Nearly there now…
Hello! It’s been a few months since I last wrote on here. For myself and my family they have been full to the brim with trips and transitions and some rather intense toddlering, and I’ve felt my mind full and body tired as a result. The title of this blog refers to the season of spring, which I think we are all eagerly awaiting!
Even when I’m not particularly busy, I am a person who reads several books at once, and works on several projects at once, and thinks around a million vaguely related thoughts every minute, so just going about my day can be quite a tiring business. I’m trying to get better at that enviable skill of FOCUSSING ON ONE THING AT A TIME- and, crucially- when I need to, not when my brain suddenly decides to learn all about an obscure extinct language at 11pm when I would prefer to go to sleep… Anyway, all this is leading me to the point of this blog which is about perseverance and motivation in relation to learning.
I recently had a flute lesson for the first time in 21 years (I think being able to say this officially makes me a middle-aged person) and boy was it a reality check! I stopped playing when I was 15 after a change of teacher put me off the whole business. My first teacher had been wonderful; warm, playful, accepting of my distractibility and extremely hypermobile fingers and the strange positions they would take while playing, and able to make the hard graft of frequent practice feel less of a chore and more of a hobby. The new teacher was the opposite of this, so I started skipping lessons (not a sensible choice, and one I still feel bad about!) and eventually gave up. Anyway, for at least twelve years now I’ve been talking about taking it up again, and this month I finally got round to it. I knew it would be hard, and that I’d need to start from the beginning again, but in truth I had completely forgotten just how many elements there are to playing effectively. Even without the fact I now have to wear wrist and thumb splints to even hold the thing, I also have to re-learn how to stand in the right way, how to breathe in the right way, how to manipulate the muscles of mouth with great precision, and how to read music notation all over again. It’s A LOT. And at this point I’m not sure how much I want to do it! It was so much easier in my head, where I had imagined feeling the joy in music and a sense of accomplishment right from the off.

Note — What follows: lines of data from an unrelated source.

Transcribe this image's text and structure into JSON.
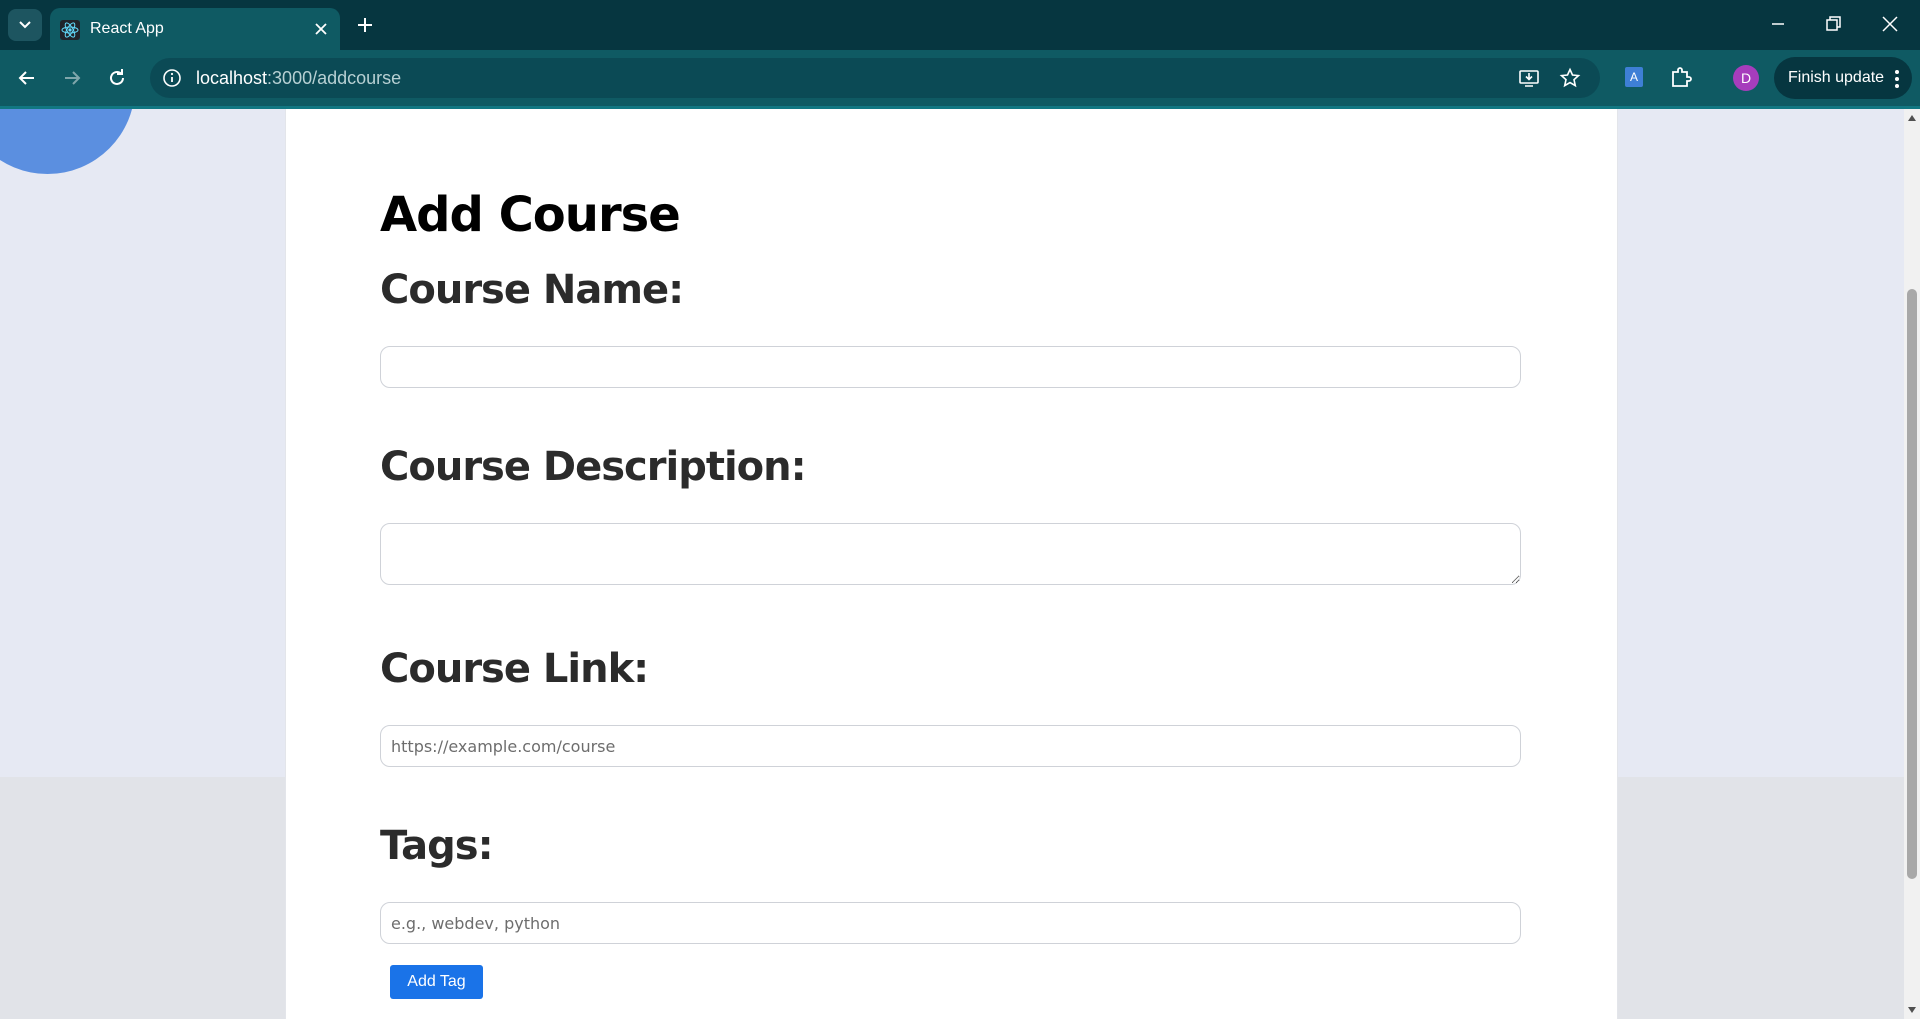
{
  "browser": {
    "tab_title": "React App",
    "url_host": "localhost",
    "url_path": ":3000/addcourse",
    "profile_initial": "D",
    "update_button_label": "Finish update",
    "accent_color": "#0f5a63"
  },
  "page": {
    "title": "Add Course",
    "course_name_label": "Course Name:",
    "course_name_value": "",
    "course_description_label": "Course Description:",
    "course_description_value": "",
    "course_link_label": "Course Link:",
    "course_link_placeholder": "https://example.com/course",
    "tags_label": "Tags:",
    "tags_placeholder": "e.g., webdev, python",
    "add_tag_button": "Add Tag",
    "button_color": "#1a73e8"
  }
}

I’m glad I did it though, partly because I think experiencing and having to accept the way things are rather than the way you’d like them to be is necessary for growth, and because it helps me relate more acutely to how kids who struggle with certain skills must feel a lot of the time. Writing is a similarly complex business, involving physical strength and stamina, short and long term memory, imagination, cognitive agility, confidence, and all manner of other elements we may not notice. And while I knew this already, having recently been through the emotional experience of trying to do something really hard has made me even more aware of how writing might feel for those who struggle with it.

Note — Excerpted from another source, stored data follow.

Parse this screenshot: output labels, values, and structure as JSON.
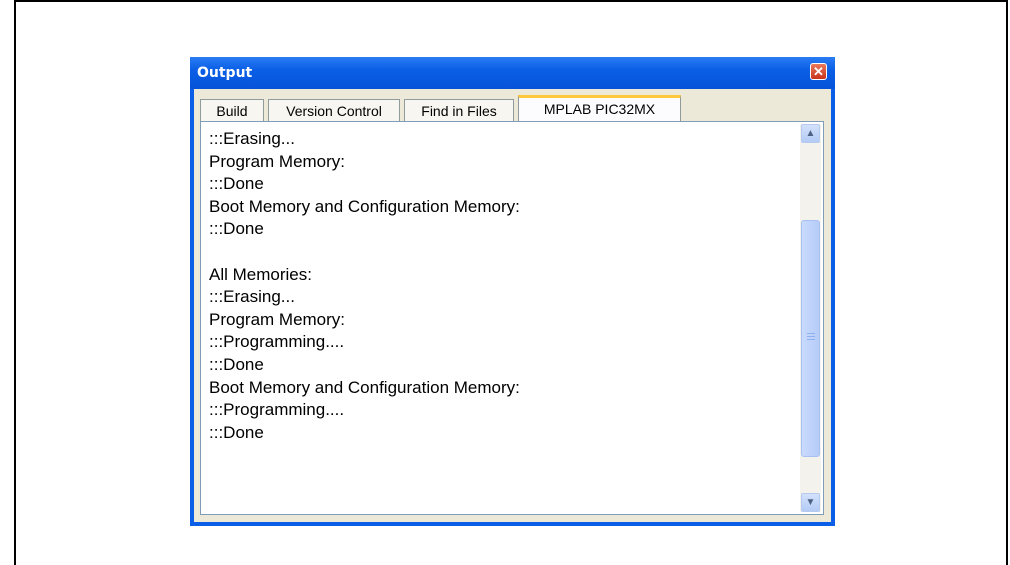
{
  "window": {
    "title": "Output",
    "close_glyph": "✕"
  },
  "tabs": [
    {
      "label": "Build",
      "active": false
    },
    {
      "label": "Version Control",
      "active": false
    },
    {
      "label": "Find in Files",
      "active": false
    },
    {
      "label": "MPLAB PIC32MX",
      "active": true
    }
  ],
  "output_lines": [
    ":::Erasing...",
    "Program Memory:",
    ":::Done",
    "Boot Memory and Configuration Memory:",
    ":::Done",
    "",
    "All Memories:",
    ":::Erasing...",
    "Program Memory:",
    ":::Programming....",
    ":::Done",
    "Boot Memory and Configuration Memory:",
    ":::Programming....",
    ":::Done"
  ],
  "scrollbar": {
    "up_icon": "chevron-up-icon",
    "down_icon": "chevron-down-icon",
    "up_glyph": "▲",
    "down_glyph": "▼"
  },
  "colors": {
    "titlebar": "#0a5fe6",
    "active_tab_accent": "#ffc83c",
    "close_button": "#c8331b"
  }
}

The difference between the two scenarios is, I believe, motivation and autonomy. I have the choice to persevere with my flute lessons or not, depending how motivated I feel by the possibility of musical mastery (or at least, being able to pipe a few basic pieces!) Children in school are expected to learn how to write regardless of how motivated they feel, and their reluctance is sometimes framed as a form of wilful non-compliance, or perhaps a weakness of character, or a ‘lack of grit’. I don’t think is helpful, as it only reinforces their already low self-esteem and makes them feel even more hopeless. A better approach, I believe, is to tune in to what makes them tick, find out where their strengths lie, and make the process as fun, appealing and playful as possible. Give them a sense of purpose, and let them find their own motivation. Most kids know that they need to learn to write, but they find the hardness of it too overwhelming, the pressure to ‘catch up’ and ‘keep up’ with an inappropriate curriculum too oppressive. It puts them off the whole business, and I can completely understand why!
When I work with children who struggle with writing, we don’t do much writing to begin with. We do other things, things they already enjoy and see the point in. I let them show me how good they are at the things they are expert in, how well they are able to learn when they feel motivated. Then we might gradually involve some writing into our sessions, through play (e.g. making up paper games) and shared projects. And it may sound like it takes longer than the traditional approach, but give me a few months and I am confident you’ll see progress and, even better, a greater willingness to persevere through the hardness.
I’m hopeful that some spring sunshine is just around the corner and that the daffodils will bloom despite their recent battering. Nature, of which we are a part, is both sensitive and resilient, so we’ll just have to wait and see.